The Scranton nanobrewery’s latest beer is an English-style Old Ale…

For most breweries, a new beer arrives with a hop bill, a catchy name, and a brief stay on the tap list.
Ronan’s Reserve arrives carrying a year of patience and a family story.
The newest release from Cooper’s Family Brewing in Scranton is a 9.2% Old Ale inspired by a tradition that sounds almost too romantic to be true. Centuries ago, English families would brew strong ales upon the birth of a child, tucking them away in wood and allowing time to work its quiet magic. When the child reached adulthood, the beer would be ready for celebration.
When brewer Jesse Cooper first read about the practice eight years ago, the idea lingered. Now, with the arrival of the newest Cooper family member, Ronan, it has become reality.
The result is Ronan’s Reserve, a beer that stands apart from almost everything else being brewed in Northeastern Pennsylvania.

This is not a hazy IPA bursting with tropical fruit. It is not a pastry stout built for social media. Instead, it is an Old Ale, one of beer’s most contemplative styles. The beer spent more than a year aging in an oak foeder before being blended with fresh ale and released to the public. Along the way, wild Brettanomyces yeast found in English oak contributed layers of complexity that simply cannot be rushed.
According to the brewery, drinkers can expect notes of dark fruit, leather, caramelized sugar, rustic funk, and subtle tartness. Those descriptors read like chapters in a novel rather than ingredients on a brewing sheet. They suggest a beer that changes as it warms, revealing different facets with every sip.
That sense of evolution feels appropriate.
The label artwork traces a journey from infancy to adulthood. The beer itself follows a similar path, beginning as fresh wort before spending months slowly transforming in oak. Time becomes an ingredient. So does patience.
For Cooper’s Family Brewing, Ronan’s Reserve represents something larger than a single release.
Since launching inside Cooper’s Seafood House, the brewery has steadily built a reputation for embracing styles many small breweries rarely attempt. English milds, Belgian dubbels, tripels, Irish reds, traditional lagers, and stouts all share space on the brewery’s tap list. While much of the modern beer world races toward the next trend, Cooper’s has often seemed more interested in brewing what genuinely interests its brewers.
Family-owned since 1948, Cooper’s Seafood House has long occupied a singular place in Scranton’s dining culture. The addition of an in-house brewery expanded that legacy, giving one of the city’s most recognizable hospitality businesses an opportunity to contribute to the region’s evolving craft beer scene.

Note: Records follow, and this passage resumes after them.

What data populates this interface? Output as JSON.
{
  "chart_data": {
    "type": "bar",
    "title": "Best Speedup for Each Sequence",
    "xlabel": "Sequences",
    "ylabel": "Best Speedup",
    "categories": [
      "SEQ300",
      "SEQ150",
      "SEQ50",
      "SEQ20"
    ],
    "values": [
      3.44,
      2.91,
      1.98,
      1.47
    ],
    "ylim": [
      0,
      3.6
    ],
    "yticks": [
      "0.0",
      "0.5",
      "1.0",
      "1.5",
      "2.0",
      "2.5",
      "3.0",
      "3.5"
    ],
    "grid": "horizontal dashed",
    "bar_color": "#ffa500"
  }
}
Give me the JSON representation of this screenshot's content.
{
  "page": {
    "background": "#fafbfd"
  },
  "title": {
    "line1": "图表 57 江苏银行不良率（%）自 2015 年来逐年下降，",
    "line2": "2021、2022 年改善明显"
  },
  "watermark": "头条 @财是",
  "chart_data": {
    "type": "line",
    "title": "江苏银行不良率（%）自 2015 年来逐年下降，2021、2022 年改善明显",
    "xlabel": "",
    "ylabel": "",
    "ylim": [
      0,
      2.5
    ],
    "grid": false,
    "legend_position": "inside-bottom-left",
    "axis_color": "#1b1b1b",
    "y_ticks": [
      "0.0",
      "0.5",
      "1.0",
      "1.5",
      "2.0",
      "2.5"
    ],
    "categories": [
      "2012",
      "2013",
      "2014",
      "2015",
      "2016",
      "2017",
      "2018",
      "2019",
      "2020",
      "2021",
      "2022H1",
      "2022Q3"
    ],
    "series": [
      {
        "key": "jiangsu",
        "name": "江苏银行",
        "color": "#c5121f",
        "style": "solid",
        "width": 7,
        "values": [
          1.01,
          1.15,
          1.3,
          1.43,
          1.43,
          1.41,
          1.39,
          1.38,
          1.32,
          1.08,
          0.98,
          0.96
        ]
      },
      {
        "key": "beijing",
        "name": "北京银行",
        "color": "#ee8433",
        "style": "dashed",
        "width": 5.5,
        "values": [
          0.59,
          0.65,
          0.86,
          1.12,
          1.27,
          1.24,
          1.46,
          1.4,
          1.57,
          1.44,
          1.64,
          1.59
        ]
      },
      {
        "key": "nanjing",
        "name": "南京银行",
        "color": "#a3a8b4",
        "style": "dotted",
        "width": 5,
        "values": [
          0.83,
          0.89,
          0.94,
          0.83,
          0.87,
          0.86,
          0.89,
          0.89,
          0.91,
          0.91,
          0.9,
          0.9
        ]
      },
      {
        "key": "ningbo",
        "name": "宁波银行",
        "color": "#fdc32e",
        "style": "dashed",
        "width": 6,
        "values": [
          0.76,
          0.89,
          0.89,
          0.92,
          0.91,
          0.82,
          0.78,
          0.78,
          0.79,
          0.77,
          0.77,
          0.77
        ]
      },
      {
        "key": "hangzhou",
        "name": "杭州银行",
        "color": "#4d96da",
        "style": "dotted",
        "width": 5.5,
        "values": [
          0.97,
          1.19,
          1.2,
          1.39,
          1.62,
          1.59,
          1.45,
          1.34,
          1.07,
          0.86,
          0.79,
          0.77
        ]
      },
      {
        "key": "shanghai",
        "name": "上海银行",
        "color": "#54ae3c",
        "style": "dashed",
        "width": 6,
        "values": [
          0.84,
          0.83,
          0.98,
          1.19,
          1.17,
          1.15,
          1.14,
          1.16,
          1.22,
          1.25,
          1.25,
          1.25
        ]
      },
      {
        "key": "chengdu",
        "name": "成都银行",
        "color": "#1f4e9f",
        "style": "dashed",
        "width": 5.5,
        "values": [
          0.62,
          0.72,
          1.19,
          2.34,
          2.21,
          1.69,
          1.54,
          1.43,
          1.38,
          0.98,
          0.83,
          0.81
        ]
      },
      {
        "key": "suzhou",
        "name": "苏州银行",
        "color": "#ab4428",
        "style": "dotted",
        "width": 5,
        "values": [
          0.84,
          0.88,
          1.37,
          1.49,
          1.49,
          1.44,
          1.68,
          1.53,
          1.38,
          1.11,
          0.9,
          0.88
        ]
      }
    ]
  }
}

Ronan’s Reserve may be the clearest expression yet of what makes Cooper’s Family Brewing unique.
It is a beer built around memory. Around family. Around the belief that some things are worth waiting for.
In an industry often driven by speed and novelty, there is something quietly remarkable about a brewery willing to spend more than a year nurturing a beer before pouring the first glass.
A beer can tell many stories. This one begins with the birth of a child, spends a year resting in oak, and arrives carrying the unmistakable character of time, tradition, and Scranton itself.